Sobre a guerra no Iraque, Mendo Castro é peremptório ao dizer que
o povo iraquiano tem mostrado sabedoria no conflito porque se percebe que não
apoia Saddam Hussein, mas também não está interessado em
ter uma solução puramente externa trazida pelos anglo-americanos.
A dúvida que paira no ar é se este povo terá as forças
suficientes para construir o Iraque no pós guerra.

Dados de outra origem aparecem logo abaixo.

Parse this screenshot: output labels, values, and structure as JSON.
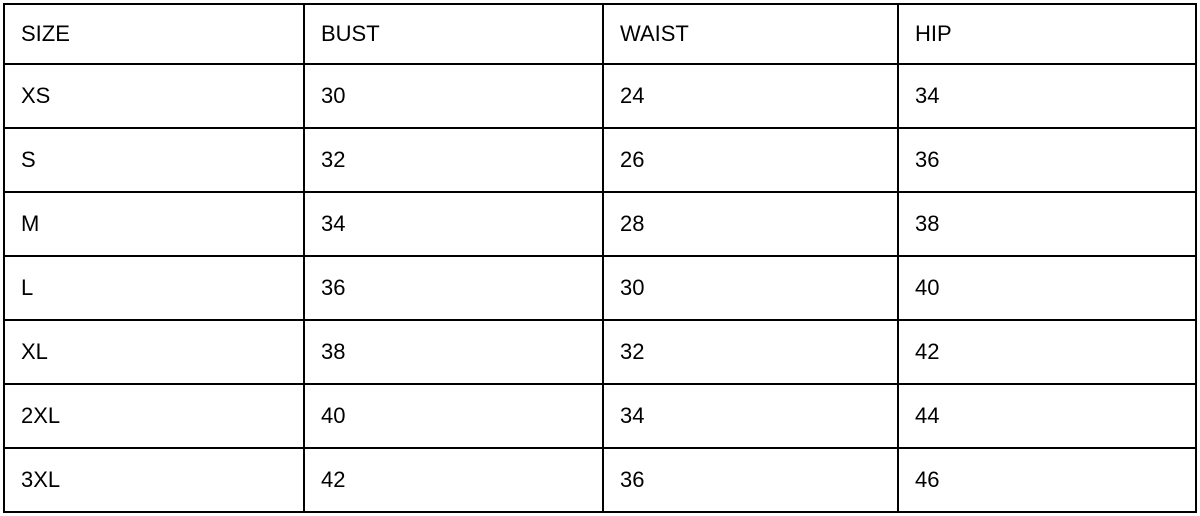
{
  "table": {
    "columns": [
      "SIZE",
      "BUST",
      "WAIST",
      "HIP"
    ],
    "rows": [
      [
        "XS",
        "30",
        "24",
        "34"
      ],
      [
        "S",
        "32",
        "26",
        "36"
      ],
      [
        "M",
        "34",
        "28",
        "38"
      ],
      [
        "L",
        "36",
        "30",
        "40"
      ],
      [
        "XL",
        "38",
        "32",
        "42"
      ],
      [
        "2XL",
        "40",
        "34",
        "44"
      ],
      [
        "3XL",
        "42",
        "36",
        "46"
      ]
    ]
  },
  "chart_data": {
    "type": "table",
    "title": "",
    "columns": [
      "SIZE",
      "BUST",
      "WAIST",
      "HIP"
    ],
    "rows": [
      [
        "XS",
        30,
        24,
        34
      ],
      [
        "S",
        32,
        26,
        36
      ],
      [
        "M",
        34,
        28,
        38
      ],
      [
        "L",
        36,
        30,
        40
      ],
      [
        "XL",
        38,
        32,
        42
      ],
      [
        "2XL",
        40,
        34,
        44
      ],
      [
        "3XL",
        42,
        36,
        46
      ]
    ]
  },
  "colors": {
    "border": "#000000",
    "text": "#000000",
    "background": "#ffffff"
  }
}
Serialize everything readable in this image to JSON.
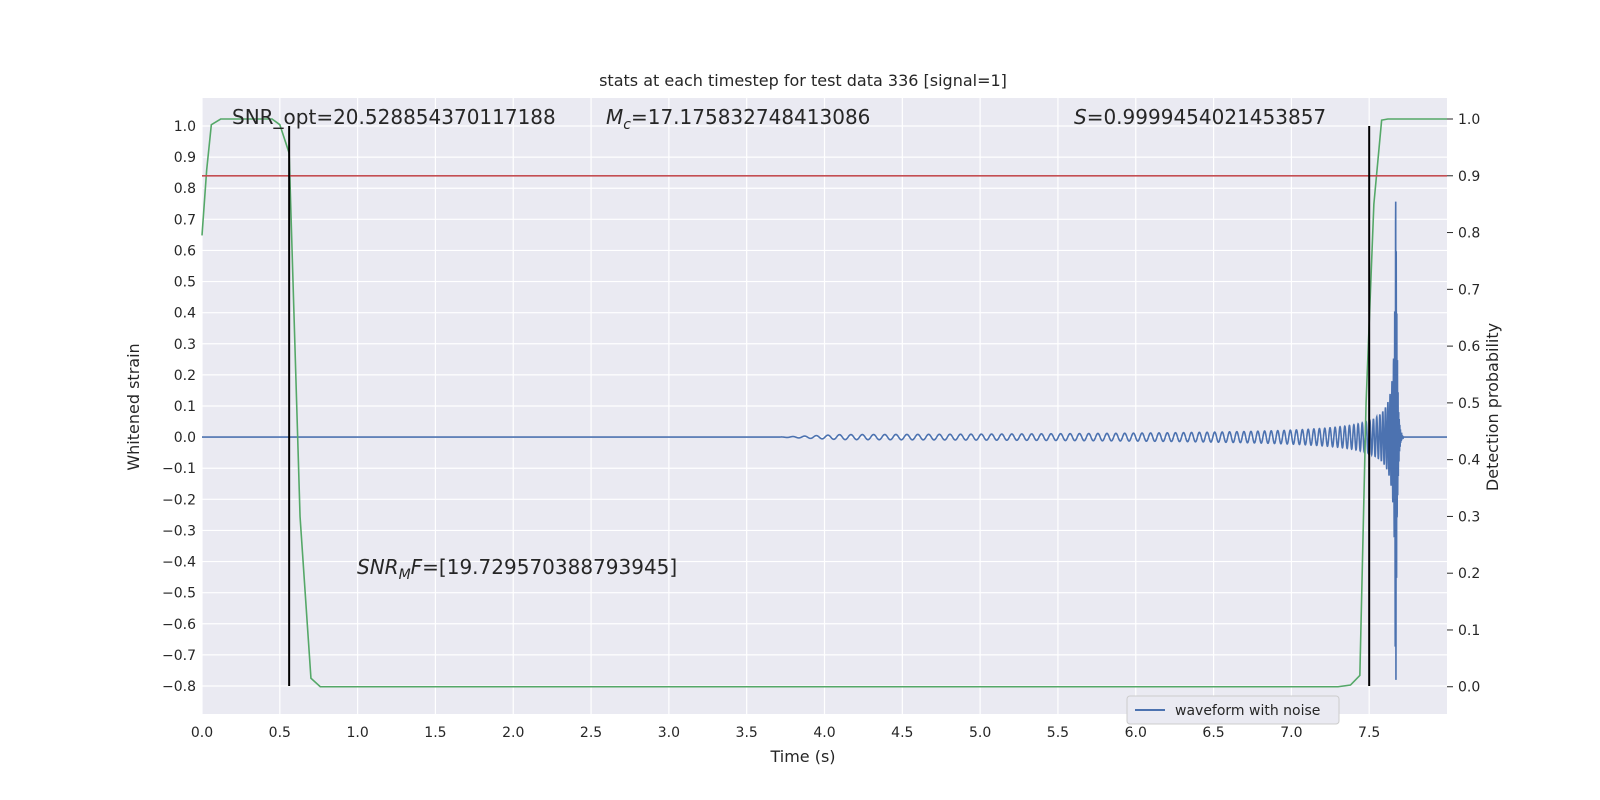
{
  "chart_data": {
    "type": "line",
    "title": "stats at each timestep for test data 336 [signal=1]",
    "xlabel": "Time (s)",
    "ylabel": "Whitened strain",
    "ylabel_right": "Detection probability",
    "xlim": [
      0.0,
      8.0
    ],
    "ylim": [
      -0.89,
      1.09
    ],
    "ylim_right": [
      -0.048,
      1.037
    ],
    "x_ticks": [
      "0.0",
      "0.5",
      "1.0",
      "1.5",
      "2.0",
      "2.5",
      "3.0",
      "3.5",
      "4.0",
      "4.5",
      "5.0",
      "5.5",
      "6.0",
      "6.5",
      "7.0",
      "7.5"
    ],
    "y_ticks": [
      "1.0",
      "0.9",
      "0.8",
      "0.7",
      "0.6",
      "0.5",
      "0.4",
      "0.3",
      "0.2",
      "0.1",
      "0.0",
      "−0.1",
      "−0.2",
      "−0.3",
      "−0.4",
      "−0.5",
      "−0.6",
      "−0.7",
      "−0.8"
    ],
    "y_ticks_right": [
      "1.0",
      "0.9",
      "0.8",
      "0.7",
      "0.6",
      "0.5",
      "0.4",
      "0.3",
      "0.2",
      "0.1",
      "0.0"
    ],
    "grid": true,
    "legend": {
      "position": "bottom-right",
      "entries": [
        "waveform with noise"
      ]
    },
    "annotations": {
      "snr_opt": "SNR_opt=20.528854370117188",
      "mc_symbol": "M",
      "mc_sub": "c",
      "mc_value": "=17.175832748413086",
      "s_symbol": "S",
      "s_value": "=0.9999454021453857",
      "snr_mf_symbol": "SNR",
      "snr_mf_sub": "M",
      "snr_mf_tail": "F",
      "snr_mf_value": "=[19.729570388793945]"
    },
    "series": [
      {
        "name": "waveform with noise",
        "axis": "left",
        "color": "#4c72b0",
        "model": "chirp",
        "chirp": {
          "t_start": 3.7,
          "t_merger": 7.67,
          "t_ringdown_end": 7.72,
          "peak_amp": 1.0
        }
      },
      {
        "axis": "right",
        "color": "#55a868",
        "x": [
          0.0,
          0.03,
          0.06,
          0.12,
          0.2,
          0.3,
          0.4,
          0.45,
          0.5,
          0.56,
          0.63,
          0.7,
          0.76,
          0.85,
          7.3,
          7.38,
          7.44,
          7.48,
          7.53,
          7.58,
          7.62,
          8.0
        ],
        "y": [
          0.795,
          0.91,
          0.99,
          1.0,
          1.0,
          1.0,
          1.0,
          1.0,
          0.99,
          0.94,
          0.3,
          0.015,
          0.0,
          0.0,
          0.0,
          0.003,
          0.02,
          0.5,
          0.85,
          0.998,
          1.0,
          1.0
        ]
      },
      {
        "axis": "right",
        "color": "#c44e52",
        "type": "hline",
        "y": 0.9
      },
      {
        "axis": "left",
        "color": "#000000",
        "type": "vlines",
        "x": [
          0.56,
          7.5
        ],
        "y_range": [
          -0.8,
          1.0
        ]
      }
    ]
  }
}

No final do 2º Encontro da Primavera, o padre Henrique Rios, grande mentor
deste evento, estava visivelmente satisfeito. "Esta cidade também
tem lugar para temáticas sobre pensamentos", defende Henrique Rios
acrescentando que conseguir trazer à Covilhã duas pessoas oriundas
de diferentes quadrantes de pensamentos filosóficos e teológicos
é de facto importante para a cidade. "Há uma certa magia. O
homem precisa de ritmos e este ritmo de séculos pode trazer um reforço
de esperança", conclui.
Rita Moutinho, um dos cerca de 50 participantes presentes na conferência,
considera que esses eventos são importantes na medida em que permitem às
pessoas um novo olhar sobre o futuro e desmistifiquem a forma negativista de perspectivar
a Humanidade.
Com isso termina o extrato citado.